The scent of the dry leaves differs subtly from Harney’s less expensive option, foretelling of a sweeter flavor when brewed. The scent itself is anything but subtle, so one should inhale the dry leaves before making a decision to purchase this tea. The olfactory characteristics are reminiscent of what a combination of a Fenghuang Shuixian oolong and da hong pao may taste like (I may try this and compare and revert).
I tend to steep my oolongs longer than what is typically suggested but for this review I went with 175 degrees for 2 minutes, which was plenty sufficient to generate a robust light rust colored brew, again with an unmistakable aroma that suggests a hint of sweetness. The taste delivers – it is more complex and refined than the less expensive version, and somewhat sweeter, and it is this ‘dark fruit’ sweetness that I believes rounds out the cup rather elegantly. Downright sophisticated and close to parfait.

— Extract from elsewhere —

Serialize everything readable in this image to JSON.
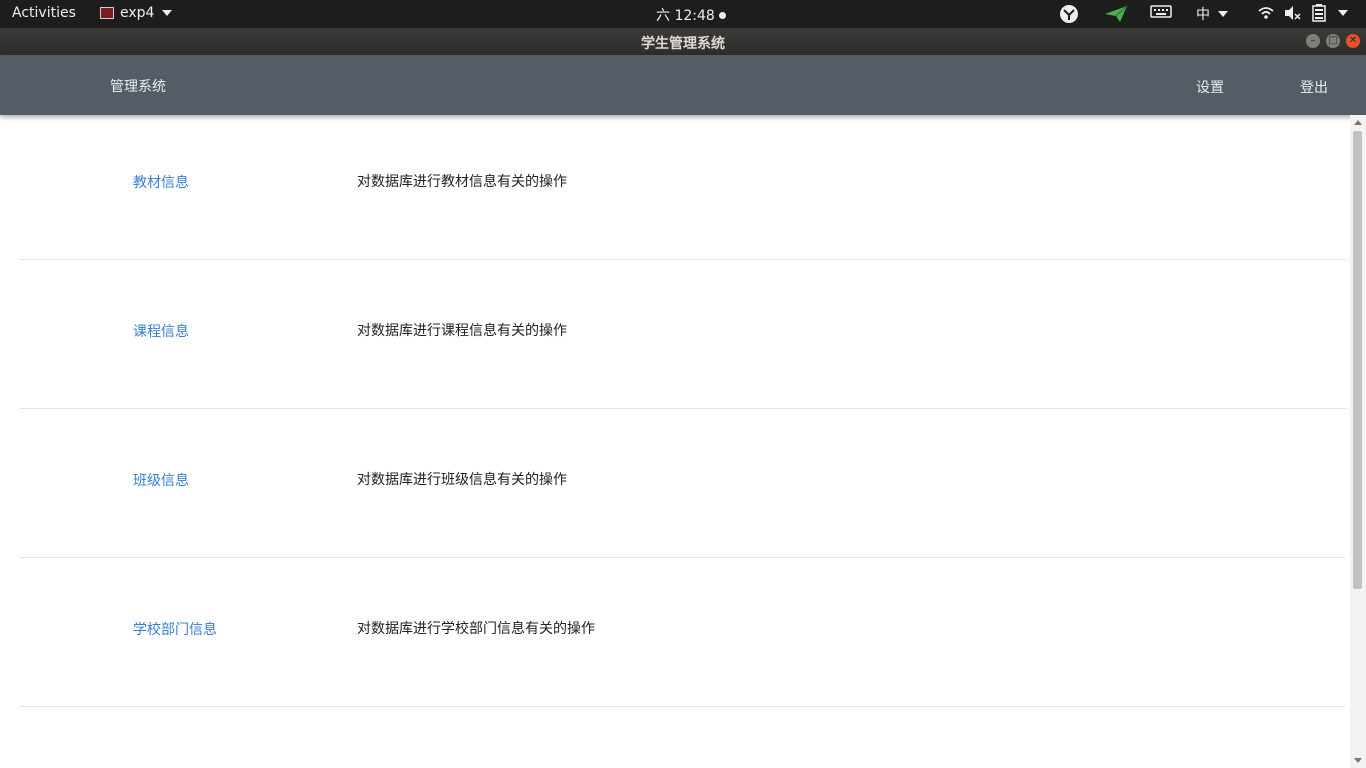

Very solid Tikuanyin. I especially like the scent of the dried rolled leaves – it is clear that the brewed cup will be dense with flavor, and sure enough, it is. The brewed scent is on a floral/vegetal boundary that is rather pleasant.
The complex color of the brew is less green than others of this variety that I’ve tried, perhaps the leaves are oxidized a bit more.
The taste is what one might expect from the scent but less buttery than the greener versions. It’s floral and sweet, a very soothing mixture that is best enjoyed as one reflects and relaxes.
I do not often like to stray from ‘pure’ teas into the realm cross-bred or sweetened teas, but my reward circuit lights up when I read the word grapefruit – such a satisfying flavor in teas.
This is simply a majestic tea. I find it wholly unbelievable that any Earl Grey aficionado would not applaud this blend – the grapefruit addition makes it delectable. Steep it as any EG and you are all set to enjoy a good to the last drop treat.
Fortunately, this is available now in loose leaf, and I picked up 1/4 pound at H&S Soho location. Since this is a great tea to share, I wonder how much of that amount I’ll actually consume…
A resoundingly fresh Japanese green evidenced the moment the foil bag within the signature H&S tin is opened. This tea has an unmistakable scent of concentrated spinach and greens, and is supremely vegetal, perhaps one of the most I’ve tasted. Given the pricing of this premium tea, one should be judicious with their cups and savor the flavors.
I use 170 degree water for steeping with a metal mesh top strainer so the leaves could expand freely rather than being constrained in the t-sac bags I often use. I let it go for about 3 minutes. H&S recommends 155 degrees but the extra heat seems to bring out more of the sweetness in the tea, and I prefer just a hint of sweetness. The taste is more mild than the scent of the dry leaves but is wholly vegetal and rich.
I do not think this is a tea for beginners, but rather those who appreciate the spectrum of green teas and understand the difference between Japanese and Chinese green teas.
While not an inexpensive earl grey, the white silver tips provide the cup with a majesty that is well worth savoring and paying up for. I have yet to find a comparable earl grey product that provides the satisfaction provided by this near perfected blended tea. The aroma of the leaves is just ‘that’ much better than other EG’s.
It is not necessary to steep for an extended time, so about 3.5 minutes in ~boiling does the trick. Given the sweetspot of MarieBelle it seems as though this tea was made to eat with tea cookies. Sublime.
I simply do not often reach for this tea, not because it is a particularly bad offering, but rather of the other options available that I’d rather enjoy. The leaves are a mix of brown and dark green, characteristic of a typical first flush darjeeling. The nose of the dry tea is actually very pleasant, however the tea brews relatively light and I have yet to experience something noteworthy when sipping this tea. I think this can be equated to a reasonable first flush offering, commendable but not noteworthy.